ESPN Partner PENN Sells Back Barstool for a Buck

When the company signed a $2 billion deal with ESPN to create ESPN Bet, the natural next step was letting go of the Barstool brand.

In 2020, PENN Entertainment acquired a 36% stake in Barstool Sports for $163 million. In February of this year, it acquired the remaining interest in the sports blog/digital media company for approximately $388 million. On paper, it looked like a dream match, but Barstool’s raunchy and irreverent content didn’t square with PENN’s operations in a highly regulated industry.

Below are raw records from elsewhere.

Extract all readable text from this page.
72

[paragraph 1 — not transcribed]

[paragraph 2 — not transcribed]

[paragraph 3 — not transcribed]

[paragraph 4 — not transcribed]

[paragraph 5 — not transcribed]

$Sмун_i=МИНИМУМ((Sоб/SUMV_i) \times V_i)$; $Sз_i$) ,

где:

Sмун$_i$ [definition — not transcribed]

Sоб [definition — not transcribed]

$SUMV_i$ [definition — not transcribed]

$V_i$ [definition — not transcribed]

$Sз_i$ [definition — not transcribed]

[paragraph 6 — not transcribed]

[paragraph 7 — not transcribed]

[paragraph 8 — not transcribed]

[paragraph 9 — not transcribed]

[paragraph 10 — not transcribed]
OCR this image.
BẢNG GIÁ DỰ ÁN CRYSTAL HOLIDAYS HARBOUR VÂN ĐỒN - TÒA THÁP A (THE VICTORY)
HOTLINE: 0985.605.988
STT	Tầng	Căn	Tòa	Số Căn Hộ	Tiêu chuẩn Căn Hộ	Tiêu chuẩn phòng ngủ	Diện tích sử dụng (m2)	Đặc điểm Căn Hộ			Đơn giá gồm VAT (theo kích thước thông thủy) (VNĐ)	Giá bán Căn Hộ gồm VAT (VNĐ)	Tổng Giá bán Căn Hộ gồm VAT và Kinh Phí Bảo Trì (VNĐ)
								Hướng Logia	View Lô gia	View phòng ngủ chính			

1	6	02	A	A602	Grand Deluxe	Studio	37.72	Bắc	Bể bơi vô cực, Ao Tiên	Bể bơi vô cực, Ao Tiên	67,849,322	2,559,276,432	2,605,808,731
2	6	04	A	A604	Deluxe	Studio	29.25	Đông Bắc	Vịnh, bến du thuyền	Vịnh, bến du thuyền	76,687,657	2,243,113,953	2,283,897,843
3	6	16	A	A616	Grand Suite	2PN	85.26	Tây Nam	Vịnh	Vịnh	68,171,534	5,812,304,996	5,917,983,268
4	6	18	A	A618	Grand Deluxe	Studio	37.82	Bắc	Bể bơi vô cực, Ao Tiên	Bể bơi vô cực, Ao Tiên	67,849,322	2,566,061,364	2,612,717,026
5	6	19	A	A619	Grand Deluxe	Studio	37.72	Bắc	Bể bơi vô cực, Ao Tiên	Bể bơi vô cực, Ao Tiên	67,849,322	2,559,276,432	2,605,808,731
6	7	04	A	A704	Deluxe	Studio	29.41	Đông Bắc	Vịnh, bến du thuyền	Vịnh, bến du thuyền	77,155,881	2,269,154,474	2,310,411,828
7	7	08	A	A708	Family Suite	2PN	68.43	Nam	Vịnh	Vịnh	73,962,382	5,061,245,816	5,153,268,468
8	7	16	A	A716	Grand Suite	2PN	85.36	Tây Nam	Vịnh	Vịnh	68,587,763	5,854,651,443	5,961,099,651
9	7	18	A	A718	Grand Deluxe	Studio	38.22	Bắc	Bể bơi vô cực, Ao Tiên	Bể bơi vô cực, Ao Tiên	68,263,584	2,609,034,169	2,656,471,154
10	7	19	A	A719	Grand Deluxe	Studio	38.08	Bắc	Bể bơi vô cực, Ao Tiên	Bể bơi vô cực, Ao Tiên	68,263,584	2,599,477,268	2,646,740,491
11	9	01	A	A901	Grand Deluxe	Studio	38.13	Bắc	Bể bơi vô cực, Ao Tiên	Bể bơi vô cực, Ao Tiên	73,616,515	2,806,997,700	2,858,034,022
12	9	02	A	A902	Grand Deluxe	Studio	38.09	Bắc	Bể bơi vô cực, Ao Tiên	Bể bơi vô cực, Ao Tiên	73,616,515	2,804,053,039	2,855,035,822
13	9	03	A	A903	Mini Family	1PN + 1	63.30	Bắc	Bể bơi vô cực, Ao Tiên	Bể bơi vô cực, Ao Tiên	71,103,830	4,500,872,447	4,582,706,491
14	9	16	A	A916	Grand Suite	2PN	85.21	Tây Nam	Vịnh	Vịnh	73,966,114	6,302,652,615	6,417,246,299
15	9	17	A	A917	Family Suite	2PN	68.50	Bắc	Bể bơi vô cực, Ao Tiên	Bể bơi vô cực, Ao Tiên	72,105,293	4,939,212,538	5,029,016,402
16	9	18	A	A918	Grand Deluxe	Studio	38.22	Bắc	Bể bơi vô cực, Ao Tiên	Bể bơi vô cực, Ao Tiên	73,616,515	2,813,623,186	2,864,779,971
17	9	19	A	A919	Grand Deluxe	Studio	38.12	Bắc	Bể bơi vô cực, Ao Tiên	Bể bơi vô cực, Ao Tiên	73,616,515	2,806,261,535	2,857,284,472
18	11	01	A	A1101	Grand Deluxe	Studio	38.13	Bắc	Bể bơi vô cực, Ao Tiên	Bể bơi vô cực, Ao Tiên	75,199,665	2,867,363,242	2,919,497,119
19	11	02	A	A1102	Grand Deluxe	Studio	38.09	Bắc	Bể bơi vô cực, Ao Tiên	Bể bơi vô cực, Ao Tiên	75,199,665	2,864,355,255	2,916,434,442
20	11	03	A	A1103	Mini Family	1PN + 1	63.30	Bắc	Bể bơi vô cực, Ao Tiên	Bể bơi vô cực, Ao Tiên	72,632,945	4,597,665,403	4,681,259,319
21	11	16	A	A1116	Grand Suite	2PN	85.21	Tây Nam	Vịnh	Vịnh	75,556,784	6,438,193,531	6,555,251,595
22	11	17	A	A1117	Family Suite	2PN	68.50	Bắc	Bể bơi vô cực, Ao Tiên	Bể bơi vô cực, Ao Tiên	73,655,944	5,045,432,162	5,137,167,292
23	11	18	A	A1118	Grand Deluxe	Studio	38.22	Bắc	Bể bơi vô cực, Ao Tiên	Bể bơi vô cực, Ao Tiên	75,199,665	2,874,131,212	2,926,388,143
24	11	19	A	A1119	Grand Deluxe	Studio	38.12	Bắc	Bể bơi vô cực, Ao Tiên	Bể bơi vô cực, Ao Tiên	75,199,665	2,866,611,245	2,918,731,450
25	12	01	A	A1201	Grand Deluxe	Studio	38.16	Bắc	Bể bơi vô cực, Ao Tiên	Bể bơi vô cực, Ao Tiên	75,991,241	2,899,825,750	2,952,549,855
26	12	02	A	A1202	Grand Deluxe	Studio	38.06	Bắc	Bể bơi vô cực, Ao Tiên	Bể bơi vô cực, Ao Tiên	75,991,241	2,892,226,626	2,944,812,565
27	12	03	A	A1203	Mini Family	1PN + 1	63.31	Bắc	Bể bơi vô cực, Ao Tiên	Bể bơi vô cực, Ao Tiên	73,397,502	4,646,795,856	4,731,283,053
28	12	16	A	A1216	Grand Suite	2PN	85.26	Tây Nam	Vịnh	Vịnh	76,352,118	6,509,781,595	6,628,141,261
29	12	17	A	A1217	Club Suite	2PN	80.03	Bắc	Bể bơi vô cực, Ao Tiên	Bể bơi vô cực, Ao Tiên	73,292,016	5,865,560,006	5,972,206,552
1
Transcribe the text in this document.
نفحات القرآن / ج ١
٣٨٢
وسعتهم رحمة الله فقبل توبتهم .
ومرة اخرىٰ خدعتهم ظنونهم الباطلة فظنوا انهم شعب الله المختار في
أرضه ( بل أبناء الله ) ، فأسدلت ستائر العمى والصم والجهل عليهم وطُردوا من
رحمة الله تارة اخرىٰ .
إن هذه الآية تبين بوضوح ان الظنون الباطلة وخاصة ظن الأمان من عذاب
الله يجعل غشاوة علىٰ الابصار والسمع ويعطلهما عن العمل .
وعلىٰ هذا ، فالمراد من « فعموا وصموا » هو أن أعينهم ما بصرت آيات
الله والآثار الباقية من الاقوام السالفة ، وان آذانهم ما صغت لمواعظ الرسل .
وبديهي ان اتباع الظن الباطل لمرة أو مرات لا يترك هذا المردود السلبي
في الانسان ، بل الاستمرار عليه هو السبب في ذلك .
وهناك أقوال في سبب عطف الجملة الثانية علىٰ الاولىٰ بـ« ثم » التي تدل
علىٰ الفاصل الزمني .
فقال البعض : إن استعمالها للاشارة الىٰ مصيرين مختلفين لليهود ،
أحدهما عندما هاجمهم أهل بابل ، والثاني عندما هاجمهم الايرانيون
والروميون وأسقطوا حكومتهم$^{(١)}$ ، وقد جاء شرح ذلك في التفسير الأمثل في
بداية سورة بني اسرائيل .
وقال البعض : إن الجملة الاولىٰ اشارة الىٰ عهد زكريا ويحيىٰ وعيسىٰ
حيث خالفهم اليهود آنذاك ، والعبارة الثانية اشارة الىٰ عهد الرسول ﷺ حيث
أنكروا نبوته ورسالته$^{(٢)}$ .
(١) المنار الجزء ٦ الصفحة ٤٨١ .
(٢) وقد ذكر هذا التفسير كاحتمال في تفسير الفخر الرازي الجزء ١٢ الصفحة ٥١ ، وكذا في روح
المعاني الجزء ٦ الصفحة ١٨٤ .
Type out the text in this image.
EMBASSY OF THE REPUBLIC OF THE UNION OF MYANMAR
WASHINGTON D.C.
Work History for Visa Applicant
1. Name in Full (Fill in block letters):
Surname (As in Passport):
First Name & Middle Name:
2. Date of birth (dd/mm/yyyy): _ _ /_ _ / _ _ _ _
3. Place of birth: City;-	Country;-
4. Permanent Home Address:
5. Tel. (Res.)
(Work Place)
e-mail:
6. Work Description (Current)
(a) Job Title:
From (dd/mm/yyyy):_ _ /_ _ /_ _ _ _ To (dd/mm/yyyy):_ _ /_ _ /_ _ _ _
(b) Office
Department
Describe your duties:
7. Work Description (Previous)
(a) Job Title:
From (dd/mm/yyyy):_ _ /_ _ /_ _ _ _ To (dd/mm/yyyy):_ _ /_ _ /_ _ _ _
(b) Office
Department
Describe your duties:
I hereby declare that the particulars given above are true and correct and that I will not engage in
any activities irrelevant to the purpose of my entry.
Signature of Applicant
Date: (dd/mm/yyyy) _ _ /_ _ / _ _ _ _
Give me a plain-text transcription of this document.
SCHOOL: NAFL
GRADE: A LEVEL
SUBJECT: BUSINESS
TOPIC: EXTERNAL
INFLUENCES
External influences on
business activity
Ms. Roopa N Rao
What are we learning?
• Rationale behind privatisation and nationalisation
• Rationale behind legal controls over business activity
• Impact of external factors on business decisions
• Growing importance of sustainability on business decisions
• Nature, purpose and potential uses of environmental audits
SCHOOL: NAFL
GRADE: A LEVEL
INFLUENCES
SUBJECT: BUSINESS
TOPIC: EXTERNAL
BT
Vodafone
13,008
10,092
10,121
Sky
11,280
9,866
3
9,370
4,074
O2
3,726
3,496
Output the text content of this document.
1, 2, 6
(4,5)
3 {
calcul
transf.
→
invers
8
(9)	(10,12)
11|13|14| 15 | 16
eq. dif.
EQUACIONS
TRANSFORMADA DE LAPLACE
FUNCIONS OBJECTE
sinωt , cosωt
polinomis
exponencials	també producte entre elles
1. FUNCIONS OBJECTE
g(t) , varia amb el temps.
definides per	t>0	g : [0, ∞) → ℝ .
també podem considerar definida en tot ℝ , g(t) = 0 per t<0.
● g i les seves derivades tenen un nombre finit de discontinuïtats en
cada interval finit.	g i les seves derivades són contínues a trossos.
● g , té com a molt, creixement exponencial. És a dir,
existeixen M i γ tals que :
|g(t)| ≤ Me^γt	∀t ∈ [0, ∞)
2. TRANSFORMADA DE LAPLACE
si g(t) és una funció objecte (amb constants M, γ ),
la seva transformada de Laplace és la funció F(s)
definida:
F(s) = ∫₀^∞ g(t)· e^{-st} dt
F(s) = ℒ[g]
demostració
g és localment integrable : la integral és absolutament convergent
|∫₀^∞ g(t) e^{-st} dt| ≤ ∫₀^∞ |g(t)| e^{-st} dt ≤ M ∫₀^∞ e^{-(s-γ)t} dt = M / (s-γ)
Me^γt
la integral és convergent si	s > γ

Jay Snowden, Chief Operating Officer of Penn National Gaming Inc.
CEO Jay Snowden of newly-minted ESPN partner PENN Entertainment. Photo by Jonathan Wiggs/The Boston Globe via Getty Images

Yet while PENN may record a loss of up to $850 million as it severs ties with Barstool, all’s well that ends well.

Barstool Sports founder Dave Portnoy, according to PENN Entertainment’s recent quarterly report, just bought back the property for a single dollar. “We underestimated just how tough it is for myself and Barstool to operate in a regulated world,” Portnoy said in a video posted to X and other social channels after the sale, which made him the sole owner of the Barstool brand for the first time in nearly a decade.

PENN, meanwhile, is betting that its $2 billion, 10-year deal with ESPN will more than cover the damage. Its Barstool Sportsbook will be rebranded as ESPN Bet, giving ESPN owner Disney an inroad into the world of sports gambling. On its recent Q3 earnings call, Disney CEO Bob Iger called ESPN Bet a way to “enhance consumer engagement” with the brand—particularly among “young consumers.”

The deal will also give PENN access to the cable sports channel’s talent for promotional purposes. “ESPN Bet will be deeply integrated with ESPN’s broad editorial, content, digital and linear product and sports programming ecosystem,” said Jay Snowden, PENN CEO and president, in a statement.

What does this mean for Barstool Sports?

The quick answer is whatever Portnoy and his irreverent crew want it to mean. “For us, for Barstool, for the first time in forever, we don’t have to watch what we say, how we talk, what we do,” Portnoy said in his video announcement.

UFC 281: Blanchfield v McCann
Portnoy is once again the sole owner of Barstool Sports. Photo by Jeff Bottari/Zuffa LLC

What we do know is that it’s unlikely that Portnoy will partner with any PENN competitors (e.g., DraftKings) or open sportsbooks in the near future, as the divestiture hinged on “non-compete and other restrictive covenants.”

And moving forward, what the Barstool crew looks like may change. On August 9, he posted a video on X that showed a nearly empty Barstool workspace and called out specific absent employees in a post on the site.

“No one thought to maybe show up early on day 1 of the new regime,” he wrote. “I mean seriously how fucking dumb are these people? No wonder PENN gave it back to me for pennies on the dollar.”

Of course, should Portnoy decide to sell the brand, PENN will “receive 50% of the gross proceeds received by David Portnoy in any subsequent sale or other monetization event of Barstool,” according to a statement.

However, that seems unlikely as of now. “I am never going to sell Barstool Sports ever,” Portnoy added in his announcement. “I’ll hold it till I die.”

In an interview with CNBC’s Jim Cramer and Contessa Brewer, Snowden said the transition makes sense and is the only natural way forward. “They’re not a company and a brand—I think we all came to this conclusion—that should be owned by a publicly traded, highly regulated licensed gaming company.”